In graphic detail: The long road to accountability for social media platforms

Last week’s trials marked a turning point for social media. For the first time, big tech giants were held accountable for causing harm to children – and there were consequences.

First, there was the New Mexico case against Meta, in which a jury found the platform liable for violating the State’s Unfair Practices Act, and the company was fined $375 million. Then there was the California case –based on social media addiction – for which a jury found both Meta and YouTube liable for negligence, with Meta 70% responsible for the harm caused, and ordered to pay $4.2 million in damages while Alphabet (on behalf of YouTube), had to fork out $1.8 million.

Together, these rulings signal a fundamental shift – where they’ll be judged not just on the content they host, but how the platforms themselves are built and designed. And that could  impact their growth, future revenue, and more regulations.

Digiday charted the long road that led to the verdict.

Under-age kids are using the platforms

Australia’s move to introduce a blanket under-16s social media ban reflects the scale of underage usage – and the growing concern over how platform design, from infinite scroll to recommendation algorithms, keeps younger users engaged.

It’s an open secret that Meta products are used and viewed by kids under the age of 13 – the minimum age required to sign up to the app. To put it plainly, eMarketer has reported that while the bulk of their users in the U.S. are aged 18 and above, there’s still 8.3 million users under the age of 17 on Facebook and 17.4 million on Instagram.

Broken down: on Facebook, 1.1 million kids are aged up to 11 years old, and 7.2 million are aged between 12 and 17. On Instagram, 2.7 million children are aged up to 11 years, while 14.7 are aged between 12 to 17.

Social media tops time spent across any media types

Since social media already dominates how people spend a lot of their time, regulators are increasingly focused on how those behaviors take shape from an early age – whether the platforms are shaping, rather than serving, those user habits. 

According to GWI’s Connecting the Dots 2026 report, on average, global consumers spend about 7 hours and 6 minutes per week on social media overall, and around 6 hours 39 minutes on short-form videos (Reels and TikTok) per week.

Gen Z has reduced their social media use as a result

With Gen Z generally being “always on” social media, as well as the primary target audience for brands, it’s no wonder that over time they’ve become overwhelmed.
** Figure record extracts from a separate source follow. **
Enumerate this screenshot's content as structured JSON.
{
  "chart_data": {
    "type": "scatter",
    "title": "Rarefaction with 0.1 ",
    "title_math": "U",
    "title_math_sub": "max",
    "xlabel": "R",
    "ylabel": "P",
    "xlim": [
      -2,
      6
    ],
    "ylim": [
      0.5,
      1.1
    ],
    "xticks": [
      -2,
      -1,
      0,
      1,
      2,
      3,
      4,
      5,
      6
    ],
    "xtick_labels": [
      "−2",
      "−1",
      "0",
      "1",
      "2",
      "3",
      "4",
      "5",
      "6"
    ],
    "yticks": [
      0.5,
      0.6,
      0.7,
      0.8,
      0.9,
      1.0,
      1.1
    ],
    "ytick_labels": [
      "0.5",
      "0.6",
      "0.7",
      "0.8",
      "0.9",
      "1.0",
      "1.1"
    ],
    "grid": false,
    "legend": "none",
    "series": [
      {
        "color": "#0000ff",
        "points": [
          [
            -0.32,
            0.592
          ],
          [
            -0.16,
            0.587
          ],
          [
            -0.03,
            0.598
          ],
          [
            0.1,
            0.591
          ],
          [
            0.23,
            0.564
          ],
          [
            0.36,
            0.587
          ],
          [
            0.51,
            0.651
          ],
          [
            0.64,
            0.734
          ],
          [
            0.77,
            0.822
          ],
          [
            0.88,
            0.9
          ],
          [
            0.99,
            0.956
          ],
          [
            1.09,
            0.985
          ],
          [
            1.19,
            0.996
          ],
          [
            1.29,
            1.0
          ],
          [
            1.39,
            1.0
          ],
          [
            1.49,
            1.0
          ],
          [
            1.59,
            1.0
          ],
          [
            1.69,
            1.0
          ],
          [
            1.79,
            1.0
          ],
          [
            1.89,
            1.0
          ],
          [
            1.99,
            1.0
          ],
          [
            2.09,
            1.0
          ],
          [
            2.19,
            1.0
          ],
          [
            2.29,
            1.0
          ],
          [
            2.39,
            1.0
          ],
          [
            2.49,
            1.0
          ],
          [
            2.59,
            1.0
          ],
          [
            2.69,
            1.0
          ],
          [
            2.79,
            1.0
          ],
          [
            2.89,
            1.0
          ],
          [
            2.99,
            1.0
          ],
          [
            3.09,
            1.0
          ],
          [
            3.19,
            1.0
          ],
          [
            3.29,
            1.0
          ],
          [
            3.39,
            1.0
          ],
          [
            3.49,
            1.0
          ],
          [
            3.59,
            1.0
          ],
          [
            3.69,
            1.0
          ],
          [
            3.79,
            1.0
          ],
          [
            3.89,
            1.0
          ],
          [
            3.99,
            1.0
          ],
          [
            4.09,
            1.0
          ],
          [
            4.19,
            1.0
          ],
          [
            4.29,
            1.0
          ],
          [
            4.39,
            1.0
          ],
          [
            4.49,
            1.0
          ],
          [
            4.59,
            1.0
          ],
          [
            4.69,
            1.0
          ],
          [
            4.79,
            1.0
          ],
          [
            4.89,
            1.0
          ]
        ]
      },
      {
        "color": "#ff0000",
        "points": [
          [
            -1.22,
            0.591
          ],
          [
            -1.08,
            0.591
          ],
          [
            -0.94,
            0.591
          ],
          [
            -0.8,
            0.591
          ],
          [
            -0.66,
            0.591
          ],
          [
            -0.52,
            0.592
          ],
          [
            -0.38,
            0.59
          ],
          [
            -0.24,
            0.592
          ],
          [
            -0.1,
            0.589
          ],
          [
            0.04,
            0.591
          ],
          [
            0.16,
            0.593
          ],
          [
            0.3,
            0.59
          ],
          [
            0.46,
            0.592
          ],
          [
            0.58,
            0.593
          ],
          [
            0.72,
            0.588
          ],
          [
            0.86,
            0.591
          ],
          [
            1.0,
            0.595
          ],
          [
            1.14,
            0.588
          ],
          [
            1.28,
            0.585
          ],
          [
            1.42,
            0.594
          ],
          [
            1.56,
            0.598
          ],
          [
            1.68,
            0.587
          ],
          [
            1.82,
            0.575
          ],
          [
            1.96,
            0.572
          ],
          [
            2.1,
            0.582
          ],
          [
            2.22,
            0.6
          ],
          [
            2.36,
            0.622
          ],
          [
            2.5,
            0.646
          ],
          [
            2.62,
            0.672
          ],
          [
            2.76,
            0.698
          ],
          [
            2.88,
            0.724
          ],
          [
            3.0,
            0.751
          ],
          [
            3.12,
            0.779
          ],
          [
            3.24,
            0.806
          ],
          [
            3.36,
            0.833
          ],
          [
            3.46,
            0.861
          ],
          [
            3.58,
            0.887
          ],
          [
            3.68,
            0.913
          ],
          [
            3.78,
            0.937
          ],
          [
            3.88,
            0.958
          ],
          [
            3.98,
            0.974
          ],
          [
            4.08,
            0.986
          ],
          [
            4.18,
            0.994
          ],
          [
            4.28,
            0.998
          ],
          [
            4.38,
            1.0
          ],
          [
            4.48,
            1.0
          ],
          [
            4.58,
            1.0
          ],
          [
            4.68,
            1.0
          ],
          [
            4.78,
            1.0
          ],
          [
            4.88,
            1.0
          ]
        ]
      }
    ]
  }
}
And the stats prove it.

While consumers across all ages have taken various steps to reduce their social media usage, according to Gartner, 53% of Gen Z has decreased their time on the platforms.

When looking specifically at the reasons behind their decision, Gartner found that across all ages, the biggest cited reason was no longer enjoying using it. In particular, Gen Z also cited information overload, and the fact that using the platforms made them feel bad, sad or anxious.
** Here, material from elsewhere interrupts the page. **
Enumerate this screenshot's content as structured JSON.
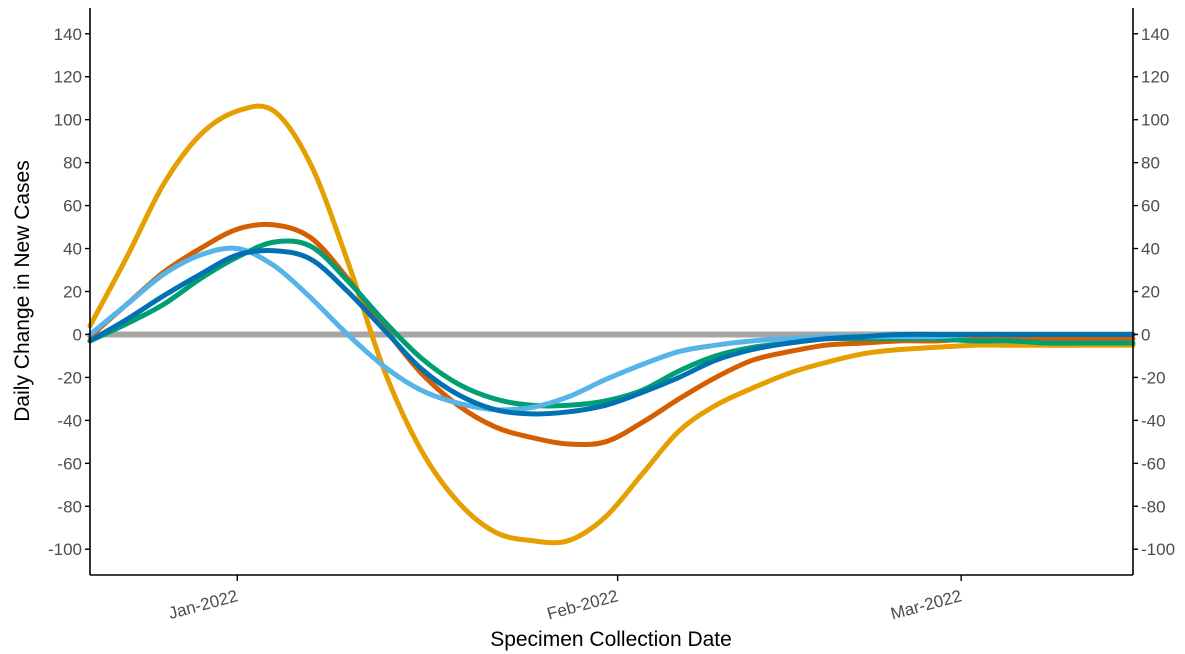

Consumers are feeling more negative about the platforms than they ever had

According to Pulsar, which tracked sentiment of the major platforms between July 2025 and March 2026, public conversation soured.

“There are many different opinions and narratives driving this from conversations about monetization practices, to ‘AI slop’, to the mental health impact on younger users. But of course the legislative and judicial conversations happening around the world are having an impact as well,” said Dahye Lee, marketing research lead at Pulsar.

The moment the market lost confidence

Following the L.A. verdict, Meta and YouTube (Alphabet) saw their stocks tank by about 8% and 3%, respectively. It was a huge loss for Meta, which was compared to Big Tobacco in the 1990s. And investors realized Meta’s protective legal shield might be ending. 

Until now, tech platforms have always been protected by Section 230 – which states platforms aren’t responsible for third-party content on their apps. But the California social media addiction trial ruled that it wasn’t necessarily the content that caused harm, but instead the app design (features like the infinite scroll and push notifications) which caused the addictive behaviors to take place.

Jayne Conroy, partner at Simmons Hanly Conroy, who was part of the plaintiff team in the California trial, said that the likes of Meta and YouTube et al have “no incentive” to protect minors on their platform. 

Right now, Meta and YouTube can identify minors with a reasonable degree of certainty and show them targeted ads, she said. But if the platforms were to adopt the stricter age verification rules set out in the U.K. and France, for example, “YouTube [alone] could lose about $4 billion a year” because it wouldn’t be able to effectively advertise to minors anymore, Conroy said. “They have no incentive to protect those kids until there’s some sort of State or federal law that requires them to do that.”

Commenting specifically about the California trial, Google spokesperson Jose Castañeda, said: “We disagree with the verdict and plan to appeal. This case misunderstands YouTube, which is a responsibly built streaming platform, not a social media site.”